Service-oriented architecture (SOA) is transforming the entire IT industry. However, nowhere will this transformation be as profound as in that segment of the systems integration industry that helps clients adapt and continually align their business models and business processes to the continually changing needs of their companies. Systems integrators (SIs) are rapidly expanding programs to create large repositories of SOA-based business services that can be reused across multiple engagements. Over time, this activity is likely to transform the economics and the entire value proposition of the IT services industry.
However, this is only the start. These reusable business services, when combined into composite applications, will begin to look suspiciously like applications. This similarity will be particularly evident as application vendors increasingly componentize their own applications around the same SOA standards as are being used by the SIs. Does that mean that SIs will come into increasingly direct competition with the application vendors with which they now partner? SI responses to this question range all across the waterfront, from an adamant ‘no’, to a definite ‘yes’, to a tentative ‘maybe’.
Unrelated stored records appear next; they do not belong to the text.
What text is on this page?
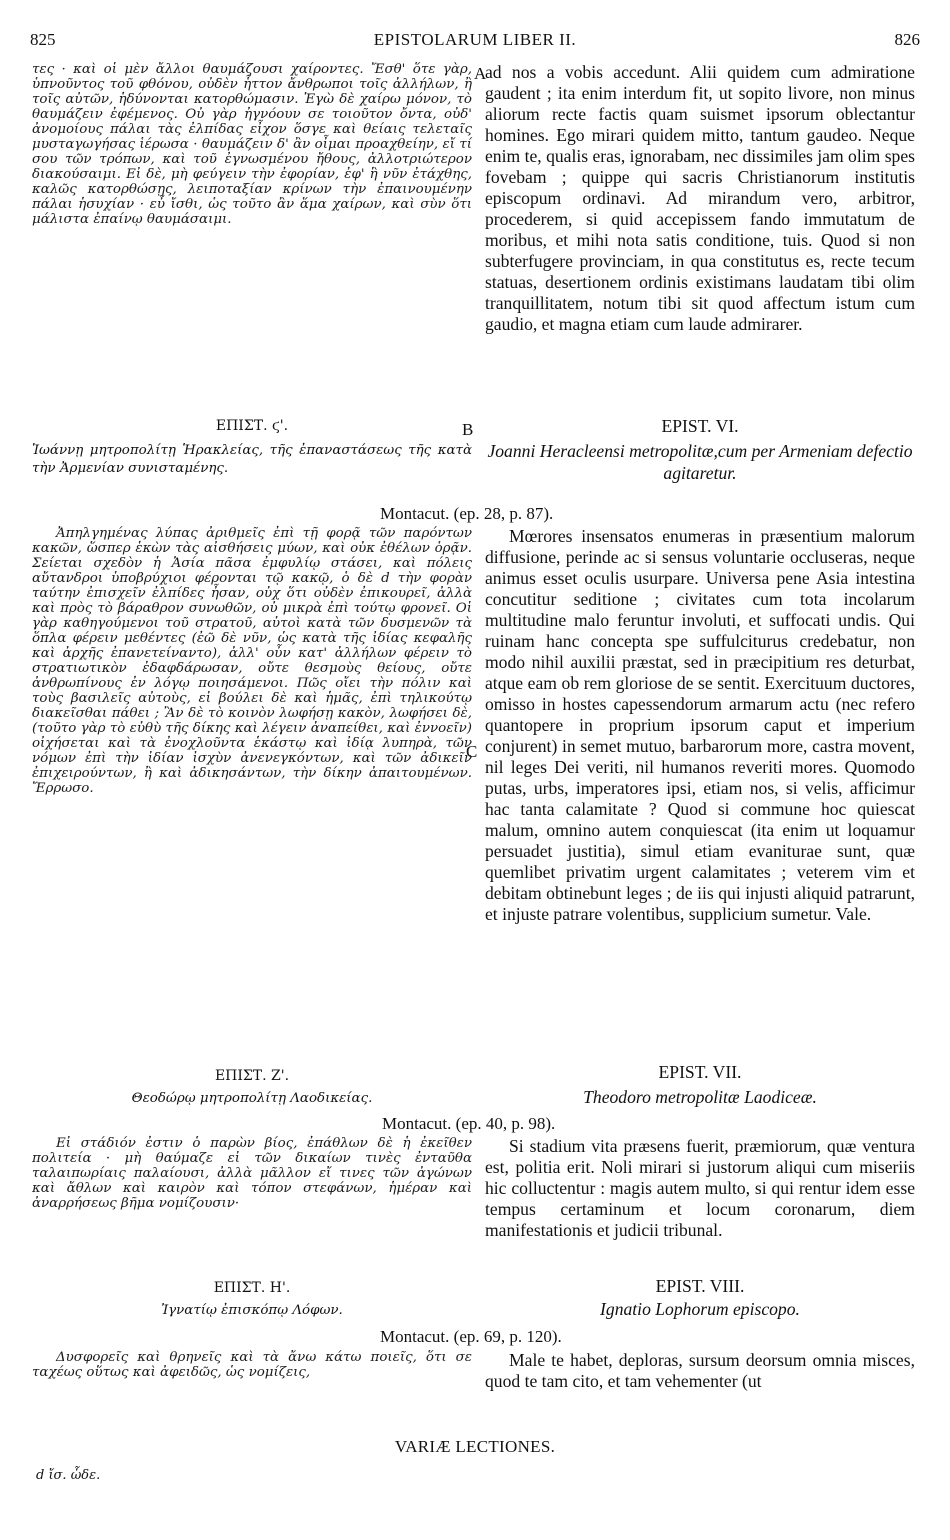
825	EPISTOLARUM LIBER II.	826

τες · καὶ οἱ μὲν ἄλλοι θαυμάζουσι χαίροντες. Ἔσθ' ὅτε γὰρ, ὑπνοῦντος τοῦ φθόνου, οὐδὲν ἧττον ἄνθρωποι τοῖς ἀλλήλων, ἢ τοῖς αὐτῶν, ἡδύνονται κατορθώμασιν. Ἐγὼ δὲ χαίρω μόνον, τὸ θαυμάζειν ἐφέμενος. Οὐ γὰρ ἠγνόουν σε τοιοῦτον ὄντα, οὐδ' ἀνομοίους πάλαι τὰς ἐλπίδας εἶχον ὅσγε καὶ θείαις τελεταῖς μυσταγωγήσας ἱέρωσα · θαυμάζειν δ' ἂν οἶμαι προαχθείην, εἴ τί σου τῶν τρόπων, καὶ τοῦ ἐγνωσμένου ἤθους, ἀλλοτριώτερον διακούσαιμι. Εἰ δὲ, μὴ φεύγειν τὴν ἐφορίαν, ἐφ' ἣ νῦν ἐτάχθης, καλῶς κατορθώσῃς, λειποταξίαν κρίνων τὴν ἐπαινουμένην πάλαι ἡσυχίαν · εὖ ἴσθι, ὡς τοῦτο ἂν ἅμα χαίρων, καὶ σὺν ὅτι μάλιστα ἐπαίνῳ θαυμάσαιμι.

A

ad nos a vobis accedunt. Alii quidem cum admiratione gaudent ; ita enim interdum fit, ut sopito livore, non minus aliorum recte factis quam suismet ipsorum oblectantur homines. Ego mirari quidem mitto, tantum gaudeo. Neque enim te, qualis eras, ignorabam, nec dissimiles jam olim spes fovebam ; quippe qui sacris Christianorum institutis episcopum ordinavi. Ad mirandum vero, arbitror, procederem, si quid accepissem fando immutatum de moribus, et mihi nota satis conditione, tuis. Quod si non subterfugere provinciam, in qua constitutus es, recte tecum statuas, desertionem ordinis existimans laudatam tibi olim tranquillitatem, notum tibi sit quod affectum istum cum gaudio, et magna etiam cum laude admirarer.

ΕΠΙΣΤ. ϛ'.
Ἰωάννῃ μητροπολίτῃ Ἡρακλείας, τῆς ἐπαναστάσεως τῆς κατὰ τὴν Ἀρμενίαν συνισταμένης.
B	EPIST. VI.
Joanni Heracleensi metropolitæ,cum per Armeniam defectio agitaretur.
Montacut. (ep. 28, p. 87).

Ἀπηλγημένας λύπας ἀριθμεῖς ἐπὶ τῇ φορᾷ τῶν παρόντων κακῶν, ὥσπερ ἑκὼν τὰς αἰσθήσεις μύων, καὶ οὐκ ἐθέλων ὁρᾷν. Σείεται σχεδὸν ἡ Ἀσία πᾶσα ἐμφυλίῳ στάσει, καὶ πόλεις αὔτανδροι ὑποβρύχιοι φέρονται τῷ κακῷ, ὁ δὲ d τὴν φορὰν ταύτην ἐπισχεῖν ἐλπίδες ἦσαν, οὐχ ὅτι οὐδὲν ἐπικουρεῖ, ἀλλὰ καὶ πρὸς τὸ βάραθρον συνωθῶν, οὐ μικρὰ ἐπὶ τούτῳ φρονεῖ. Οἱ γὰρ καθηγούμενοι τοῦ στρατοῦ, αὐτοὶ κατὰ τῶν δυσμενῶν τὰ ὅπλα φέρειν μεθέντες (ἐῶ δὲ νῦν, ὡς κατὰ τῆς ἰδίας κεφαλῆς καὶ ἀρχῆς ἐπανετείναντο), ἀλλ' οὖν κατ' ἀλλήλων φέρειν τὸ στρατιωτικὸν ἐδαφδάρωσαν, οὔτε θεσμοὺς θείους, οὔτε ἀνθρωπίνους ἐν λόγῳ ποιησάμενοι. Πῶς οἴει τὴν πόλιν καὶ τοὺς βασιλεῖς αὐτοὺς, εἰ βούλει δὲ καὶ ἡμᾶς, ἐπὶ τηλικούτῳ διακεῖσθαι πάθει ; Ἂν δὲ τὸ κοινὸν λωφήσῃ κακὸν, λωφήσει δὲ, (τοῦτο γὰρ τὸ εὐθὺ τῆς δίκης καὶ λέγειν ἀναπείθει, καὶ ἐννοεῖν) οἰχήσεται καὶ τὰ ἐνοχλοῦντα ἑκάστῳ καὶ ἰδίᾳ λυπηρὰ, τῶν νόμων ἐπὶ τὴν ἰδίαν ἰσχὺν ἀνενεγκόντων, καὶ τῶν ἀδικεῖν ἐπιχειρούντων, ἢ καὶ ἀδικησάντων, τὴν δίκην ἀπαιτουμένων. Ἔρρωσο.

C

Mœrores insensatos enumeras in præsentium malorum diffusione, perinde ac si sensus voluntarie occluseras, neque animus esset oculis usurpare. Universa pene Asia intestina concutitur seditione ; civitates cum tota incolarum multitudine malo feruntur involuti, et suffocati undis. Qui ruinam hanc concepta spe suffulciturus credebatur, non modo nihil auxilii præstat, sed in præcipitium res deturbat, atque eam ob rem gloriose de se sentit. Exercituum ductores, omisso in hostes capessendorum armarum actu (nec refero quantopere in proprium ipsorum caput et imperium conjurent) in semet mutuo, barbarorum more, castra movent, nil leges Dei veriti, nil humanos reveriti mores. Quomodo putas, urbs, imperatores ipsi, etiam nos, si velis, afficimur hac tanta calamitate ? Quod si commune hoc quiescat malum, omnino autem conquiescat (ita enim ut loquamur persuadet justitia), simul etiam evaniturae sunt, quæ quemlibet privatim urgent calamitates ; veterem vim et debitam obtinebunt leges ; de iis qui injusti aliquid patrarunt, et injuste patrare volentibus, supplicium sumetur. Vale.

ΕΠΙΣΤ. Ζ'.
Θεοδώρῳ μητροπολίτῃ Λαοδικείας.
EPIST. VII.
Theodoro metropolitæ Laodiceæ.
Montacut. (ep. 40, p. 98).

Εἰ στάδιόν ἐστιν ὁ παρὼν βίος, ἐπάθλων δὲ ἡ ἐκεῖθεν πολιτεία · μὴ θαύμαζε εἰ τῶν δικαίων τινὲς ἐνταῦθα ταλαιπωρίαις παλαίουσι, ἀλλὰ μᾶλλον εἴ τινες τῶν ἀγώνων καὶ ἄθλων καὶ καιρὸν καὶ τόπον στεφάνων, ἡμέραν καὶ ἀναρρήσεως βῆμα νομίζουσιν·

Si stadium vita præsens fuerit, præmiorum, quæ ventura est, politia erit. Noli mirari si justorum aliqui cum miseriis hic colluctentur : magis autem multo, si qui rentur idem esse tempus certaminum et locum coronarum, diem manifestationis et judicii tribunal.

ΕΠΙΣΤ. Η'.
Ἰγνατίῳ ἐπισκόπῳ Λόφων.
EPIST. VIII.
Ignatio Lophorum episcopo.
Montacut. (ep. 69, p. 120).

Δυσφορεῖς καὶ θρηνεῖς καὶ τὰ ἄνω κάτω ποιεῖς, ὅτι σε ταχέως οὕτως καὶ ἀφειδῶς, ὡς νομίζεις,

Male te habet, deploras, sursum deorsum omnia misces, quod te tam cito, et tam vehementer (ut

VARIÆ LECTIONES.
d ἴσ. ὧδε.
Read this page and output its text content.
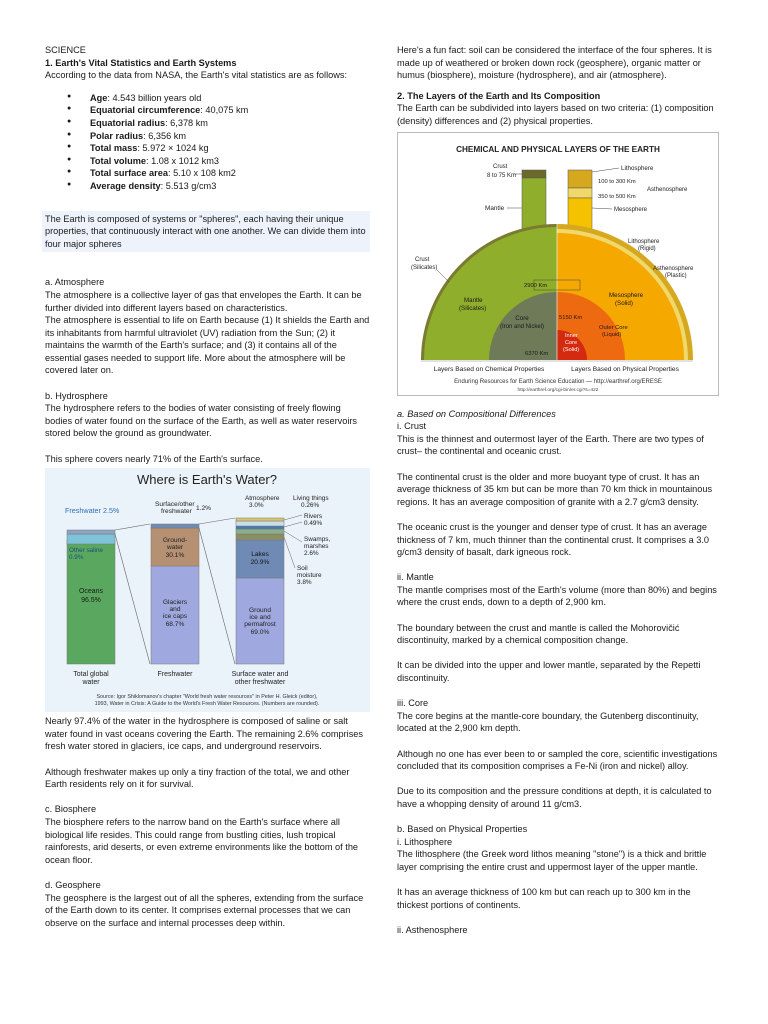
SCIENCE

1. Earth's Vital Statistics and Earth Systems

According to the data from NASA, the Earth's vital statistics are as follows:

● Age: 4.543 billion years old
● Equatorial circumference: 40,075 km
● Equatorial radius: 6,378 km
● Polar radius: 6,356 km
● Total mass: 5.972 × 1024 kg
● Total volume: 1.08 x 1012 km3
● Total surface area: 5.10 x 108 km2
● Average density: 5.513 g/cm3

The Earth is composed of systems or "spheres", each having their unique properties, that continuously interact with one another. We can divide them into four major spheres

a. Atmosphere

The atmosphere is a collective layer of gas that envelopes the Earth. It can be further divided into different layers based on characteristics.

The atmosphere is essential to life on Earth because (1) It shields the Earth and its inhabitants from harmful ultraviolet (UV) radiation from the Sun; (2) it maintains the warmth of the Earth's surface; and (3) it contains all of the essential gases needed to support life. More about the atmosphere will be covered later on.

b. Hydrosphere

The hydrosphere refers to the bodies of water consisting of freely flowing bodies of water found on the surface of the Earth, as well as water reservoirs stored below the ground as groundwater.

This sphere covers nearly 71% of the Earth's surface.

Where is Earth's Water?
Freshwater 2.5%
Other saline
0.9%
Oceans
96.5%
Surface/other
freshwater 1.2%
Ground-
water
30.1%
Glaciers
and
ice caps
68.7%
Atmosphere
3.0%
Living things
0.26%
Rivers
0.49%
Swamps,
marshes
2.6%
Soil
moisture
3.8%
Lakes
20.9%
Ground
ice and
permafrost
69.0%
Total global
water
Freshwater	Surface water and
other freshwater
Source: Igor Shiklomanov's chapter "World fresh water resources" in Peter H. Gleick (editor),
1993, Water in Crisis: A Guide to the World's Fresh Water Resources. (Numbers are rounded).

Nearly 97.4% of the water in the hydrosphere is composed of saline or salt water found in vast oceans covering the Earth. The remaining 2.6% comprises fresh water stored in glaciers, ice caps, and underground reservoirs.

Although freshwater makes up only a tiny fraction of the total, we and other Earth residents rely on it for survival.

c. Biosphere

The biosphere refers to the narrow band on the Earth's surface where all biological life resides. This could range from bustling cities, lush tropical rainforests, arid deserts, or even extreme environments like the bottom of the ocean floor.

d. Geosphere

The geosphere is the largest out of all the spheres, extending from the surface of the Earth down to its center. It comprises external processes that we can observe on the surface and internal processes deep within.

Here's a fun fact: soil can be considered the interface of the four spheres. It is made up of weathered or broken down rock (geosphere), organic matter or humus (biosphere), moisture (hydrosphere), and air (atmosphere).

2. The Layers of the Earth and Its Composition

The Earth can be subdivided into layers based on two criteria: (1) composition (density) differences and (2) physical properties.

CHEMICAL AND PHYSICAL LAYERS OF THE EARTH
Crust
8 to 75 Km
Mantle
Lithosphere
100 to 300 Km
Asthenosphere
350 to 500 Km
Mesosphere
Crust
(Silicates)
Mantle
(Silicates)
Core
(Iron and Nickel)
2900 Km
5150 Km
6370 Km
Lithosphere
(Rigid)
Asthenosphere
(Plastic)
Mesosphere
(Solid)
Outer Core
(Liquid)
Inner
Core
(Solid)
Layers Based on Chemical Properties	Layers Based on Physical Properties
Enduring Resources for Earth Science Education — http://earthref.org/ERESE
http://earthref.org/cgi-bin/er.cgi?s=422

a. Based on Compositional Differences

i. Crust

This is the thinnest and outermost layer of the Earth. There are two types of crust– the continental and oceanic crust.

The continental crust is the older and more buoyant type of crust. It has an average thickness of 35 km but can be more than 70 km thick in mountainous regions. It has an average composition of granite with a 2.7 g/cm3 density.

The oceanic crust is the younger and denser type of crust. It has an average thickness of 7 km, much thinner than the continental crust. It comprises a 3.0 g/cm3 density of basalt, dark igneous rock.

ii. Mantle

The mantle comprises most of the Earth's volume (more than 80%) and begins where the crust ends, down to a depth of 2,900 km.

The boundary between the crust and mantle is called the Mohorovičić discontinuity, marked by a chemical composition change.

It can be divided into the upper and lower mantle, separated by the Repetti discontinuity.

iii. Core

The core begins at the mantle-core boundary, the Gutenberg discontinuity, located at the 2,900 km depth.

Although no one has ever been to or sampled the core, scientific investigations concluded that its composition comprises a Fe-Ni (iron and nickel) alloy.

Due to its composition and the pressure conditions at depth, it is calculated to have a whopping density of around 11 g/cm3.

b. Based on Physical Properties

i. Lithosphere

The lithosphere (the Greek word lithos meaning "stone") is a thick and brittle layer comprising the entire crust and uppermost layer of the upper mantle.

It has an average thickness of 100 km but can reach up to 300 km in the thickest portions of continents.

ii. Asthenosphere
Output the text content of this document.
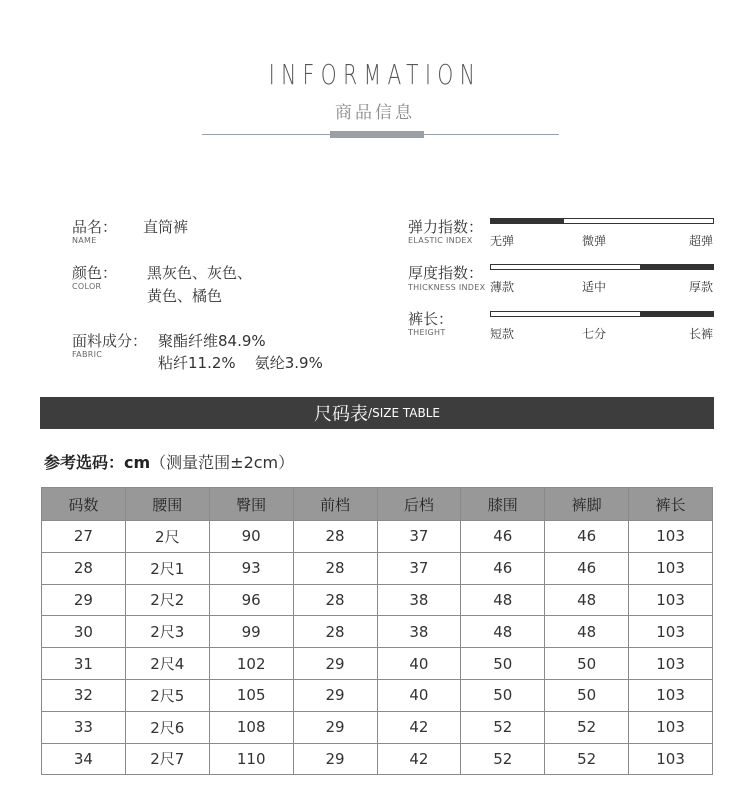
INFORMATION
商品信息
品名：
NAME
直筒裤
颜色：
COLOR
黑灰色、灰色、
黄色、橘色
面料成分：
FABRIC
聚酯纤维84.9%
粘纤11.2%    氨纶3.9%
弹力指数：
ELASTIC INDEX 无弹	微弹	超弹
厚度指数：
THICKNESS INDEX 薄款	适中	厚款
裤长：
THEIGHT	短款	七分	长裤
尺码表 /SIZE TABLE
参考选码：cm（测量范围±2cm）
码数	腰围	臀围	前档	后档	膝围	裤脚	裤长
27	2尺	90	28	37	46	46	103
28	2尺1	93	28	37	46	46	103
29	2尺2	96	28	38	48	48	103
30	2尺3	99	28	38	48	48	103
31	2尺4	102	29	40	50	50	103
32	2尺5	105	29	40	50	50	103
33	2尺6	108	29	42	52	52	103
34	2尺7	110	29	42	52	52	103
We consider these issues to be so important, and so little understood, that we have decided to write a three-report series to dissect these trends from three different perspectives. In this first report of the series, we explore how SOA will transform the IT services industry - particularly those SIs that help customers optimize business processes for the needs of the business. In the second report, we will examine how SOA - and the SI’s use of the technology - will transform the application software industry - both the huge application platform vendors (including SAP, Oracle and Microsoft) and the large number of smaller, more specialized ISVs that focus on specific industry segments or business processes. In the third report in this series, we will assess how the adoption and exploitation of SOA technologies and principles will alter the ways in which SIs and ISVs will co-operate, compete and sometimes merge with each other to address the needs of customers and to ensure their own survival.